Soutenir la résilience et la durabilité par le biais de la coopération Sud-Sud et triangulaire est crucial pour inverser la vapeur, de l’avis de Mme DIMA AL-KHATIB, Directrice du Bureau des Nations Unies pour la coopération Sud-Sud, qui a aussi appelé à renforcer l’accès à des financements innovants et surtout à promouvoir le commerce et l’intégration régionale, en soutenant la mise en œuvre de l’accord sur la Zone de libre-échange continentale africaine (ZLECAf), pour stimuler la reprise économique, tirer profit des chaînes de valeur régionales, créer des emplois et promouvoir le développement durable. Allant plus loin, Mme NAMIRA NEGM, Ambassadrice et Directrice de l’Observatoire des migrations de l’Union africaine, a appelé la communauté internationale à s’éloigner de l’exploitation abusive des ressources naturelles de l’Afrique, à diversifier les économies africaines, ainsi qu’à renforcer la coopération Sud-Sud dans la transition vers l’énergie et l’industrie vertes.
M. YACOUBA IBRAHIM OUMAROU, du groupe de parties prenantes des Communautés discriminées sur la base du travail et de l’ascendance (Niger), a levé le voile sur le sort des membres de communautés discriminées à travers toute l’Afrique de l’Ouest, telles que les Haratin en Mauritanie, les Limalmine ou les Jongo, nés dans une caste perçue comme la plus « basse » de la société, héritée par ascendance et caractérisée par des professions spécifiques. « Nous sommes également appelés « anciens esclaves » par les groupes dominants.

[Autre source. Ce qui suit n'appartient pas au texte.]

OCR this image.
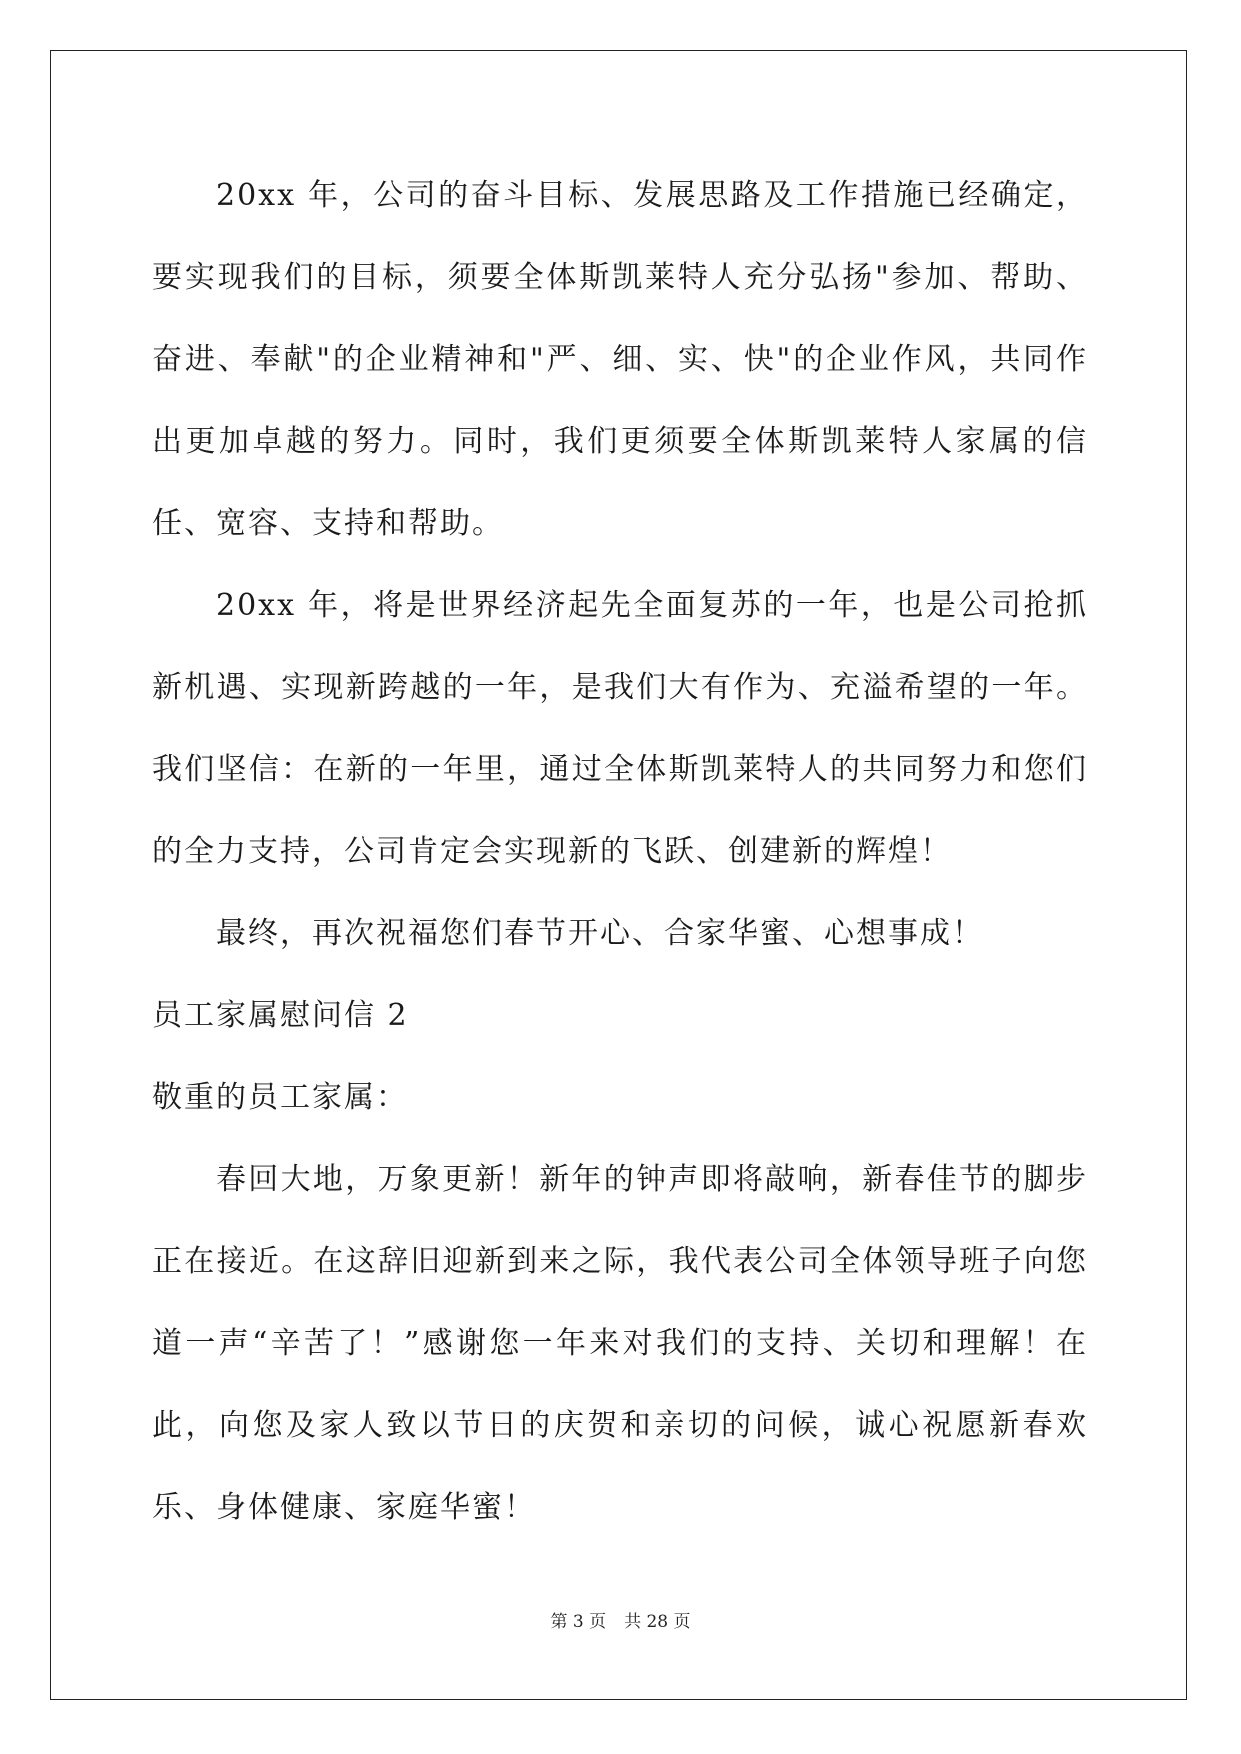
20xx 年，公司的奋斗目标、发展思路及工作措施已经确定，要实现我们的目标，须要全体斯凯莱特人充分弘扬"参加、帮助、奋进、奉献"的企业精神和"严、细、实、快"的企业作风，共同作出更加卓越的努力。同时，我们更须要全体斯凯莱特人家属的信任、宽容、支持和帮助。

20xx 年，将是世界经济起先全面复苏的一年，也是公司抢抓新机遇、实现新跨越的一年，是我们大有作为、充溢希望的一年。我们坚信：在新的一年里，通过全体斯凯莱特人的共同努力和您们的全力支持，公司肯定会实现新的飞跃、创建新的辉煌！

最终，再次祝福您们春节开心、合家华蜜、心想事成！

员工家属慰问信 2

敬重的员工家属：

春回大地，万象更新！新年的钟声即将敲响，新春佳节的脚步正在接近。在这辞旧迎新到来之际，我代表公司全体领导班子向您道一声“辛苦了！”感谢您一年来对我们的支持、关切和理解！在此，向您及家人致以节日的庆贺和亲切的问候，诚心祝愿新春欢乐、身体健康、家庭华蜜！

第 3 页 共 28 页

Lorsque nos groupes tentent de se libérer, ils sont violemment réprimés pour rétablir ce qui est considéré comme le bon ordre social », a développé M. Oumarou, comparant leur sort à celui des Dalits du sous-continent indien et des Roms d’Europe. Appelant à ouvrir les yeux sur « ces formes précoloniales d’esclavage qui continuent d’exister à ce jour », il a recommandé d’exploiter l’énergie de la musique et de l’art pour toucher certaines des communautés les plus marginalisées, ainsi que d’« établir des titres de propriété foncière clairs, pour tous, y compris et surtout pour protéger les plus marginalisés, notamment les communautés d’ascendance ».
M. HUMPHREY MREMA, représentant de la jeunesse et Président de l’association des jeunes rescapés de Tanzanie, a appelé les décideurs à investir dans la jeunesse pour qu’ils aient voie au chapitre dans la formation de politiques inclusives. « Cela ne sera pas possible sans structures institutionnalisées », a-t-il prévenu.